Validation of a lumped RC model for thermal simulation of a double skin natural and mechanical ventilated test cell

Abstract

Most current building thermal codes impose upper limits to the predicted annual building energy demand for heating, ventilation and air conditioning. In the building design phase these predictions are obtained using thermal simulations with variable complexity. The simplest approach uses a single lumped thermal capacitance to model the high thermal mass building elements, combined with five thermal resistances (known as the 5R1C model proposed in EN ISO 13790 standard). This model is used by many European countries as the reference simplified methodology to assess overheating risk and calculate yearly building energy demand. This paper presents a successful extension of this model that allows for its application to the prediction of the internal air temperature of free-running buildings with double skin façades. The extension consists in an increased number of thermal resistances used to model the double skin façade zone. The extended model is validated using a set of detailed thermal measurements obtained in a free-running double skin test cell. For the case analysed the simplifications used in the RC model do not reduce the overall accuracy: the mean absolute error for room air temperature is approximately 1 °C, the same order of magnitude of more detailed EnergyPlus simulations (1.2 °C).

Introduction

The last two decades have seen an increased public awareness of the environmental and operational costs of building energy consumption. As a result, most current building thermal codes impose upper limits to the predicted annual energy demand for heating, ventilation and air conditioning systems (HVAC). In the building design phase these predictions are obtained using thermal simulation models with variable levels of detail and approximations. The most complex buildings require models with several thermal zones and, in some cases, tri-dimensional computational fluid dynamics simulations (CFD). For small buildings with simple indoor climate control systems, such as single-family homes and apartments, there is an increase in use of single thermal zone simulation models. In response to this increased use, the research community is continuously working on improved models with all levels of complexity.

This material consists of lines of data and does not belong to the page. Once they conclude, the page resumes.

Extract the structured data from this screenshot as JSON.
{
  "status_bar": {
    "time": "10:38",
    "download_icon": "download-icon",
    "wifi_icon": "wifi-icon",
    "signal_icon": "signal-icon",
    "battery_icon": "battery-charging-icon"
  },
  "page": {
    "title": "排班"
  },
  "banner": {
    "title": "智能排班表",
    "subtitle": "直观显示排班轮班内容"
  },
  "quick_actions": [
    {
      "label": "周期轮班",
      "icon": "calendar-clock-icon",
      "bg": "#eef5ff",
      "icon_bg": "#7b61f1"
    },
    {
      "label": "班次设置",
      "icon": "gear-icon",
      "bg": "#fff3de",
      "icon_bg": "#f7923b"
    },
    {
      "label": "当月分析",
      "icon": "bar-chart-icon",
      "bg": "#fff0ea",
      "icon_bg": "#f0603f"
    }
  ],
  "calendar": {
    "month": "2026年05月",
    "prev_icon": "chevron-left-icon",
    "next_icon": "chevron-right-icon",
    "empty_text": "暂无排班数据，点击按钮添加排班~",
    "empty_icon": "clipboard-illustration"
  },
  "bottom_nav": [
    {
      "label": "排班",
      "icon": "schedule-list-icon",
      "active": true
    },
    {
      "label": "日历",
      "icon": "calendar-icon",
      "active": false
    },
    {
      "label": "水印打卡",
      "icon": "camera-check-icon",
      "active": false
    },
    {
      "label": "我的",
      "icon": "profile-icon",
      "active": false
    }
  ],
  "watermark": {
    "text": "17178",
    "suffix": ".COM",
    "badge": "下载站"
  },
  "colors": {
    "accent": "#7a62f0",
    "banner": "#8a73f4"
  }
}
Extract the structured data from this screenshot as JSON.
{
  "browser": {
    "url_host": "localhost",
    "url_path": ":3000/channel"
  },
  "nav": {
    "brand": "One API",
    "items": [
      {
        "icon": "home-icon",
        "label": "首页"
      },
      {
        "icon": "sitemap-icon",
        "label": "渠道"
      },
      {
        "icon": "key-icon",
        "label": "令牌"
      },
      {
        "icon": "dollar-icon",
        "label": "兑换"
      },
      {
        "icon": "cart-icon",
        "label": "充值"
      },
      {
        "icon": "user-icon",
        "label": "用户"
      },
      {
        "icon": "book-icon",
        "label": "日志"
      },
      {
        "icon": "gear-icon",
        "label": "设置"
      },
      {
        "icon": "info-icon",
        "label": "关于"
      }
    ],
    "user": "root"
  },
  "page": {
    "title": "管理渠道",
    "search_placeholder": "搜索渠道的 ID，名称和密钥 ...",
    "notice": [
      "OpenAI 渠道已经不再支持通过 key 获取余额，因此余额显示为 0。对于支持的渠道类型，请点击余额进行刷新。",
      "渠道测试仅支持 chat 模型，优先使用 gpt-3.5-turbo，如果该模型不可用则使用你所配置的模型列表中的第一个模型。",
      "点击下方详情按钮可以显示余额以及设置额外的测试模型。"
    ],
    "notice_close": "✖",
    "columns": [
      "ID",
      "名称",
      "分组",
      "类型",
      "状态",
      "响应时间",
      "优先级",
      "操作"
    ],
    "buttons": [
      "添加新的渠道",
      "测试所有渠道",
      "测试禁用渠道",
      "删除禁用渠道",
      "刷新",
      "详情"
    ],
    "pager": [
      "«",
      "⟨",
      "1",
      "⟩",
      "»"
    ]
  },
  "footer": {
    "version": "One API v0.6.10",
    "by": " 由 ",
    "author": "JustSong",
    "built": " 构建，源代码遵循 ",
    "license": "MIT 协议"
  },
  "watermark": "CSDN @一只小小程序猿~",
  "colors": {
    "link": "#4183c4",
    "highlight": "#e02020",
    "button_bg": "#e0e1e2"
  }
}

The main challenges of building thermal simulation are in modelling of room airflow and heat transfer in building elements with high thermal mass (floor, walls, etc.). In the majority of simple thermal models room air is considered perfectly mixed and represented as a single thermal node that is connected to all room internal surfaces via thermal resistances [1]. Heat transfer in building elements with high thermal mass can be modelled using variable levels of detail, ranging from detailed finite difference methods to conduction transfer functions (CTF) [2] or, in the simplest approach thermal resistances connected to a thermal capacitance. The thermal resistance and capacitance used in the models have physical meaning and can be calculated approximately from the thermal properties of the building elements. Fig. 1 shows the combination of a perfectly mixed room air approach with a resistance capacitance model for the high thermal mass elements, this approach is known as an RC model. These models are typically labeled according to the number of resistances and thermal capacities used. EN ISO 13790 standard [3], adopted by many European countries as the reference methodology to assess overheating in buildings during summer and calculate building energy demand, uses a single capacitance that represents all high thermal mass elements and five thermal resistances (making it a 5R1C model).

The widespread use of the 5R1C model makes it a preferred target for further development. This paper presents an extension of this model for application to double skin façade (DSF) buildings. The proposed model is validated using a set of detailed thermal measurements obtained in a free-running double skin test cell [4]. The next section presents a review of existing RC models and model validation studies. The following section presents the model methodology followed by the presentation of free-running test cell measurements. The final section presents the results of the model validation.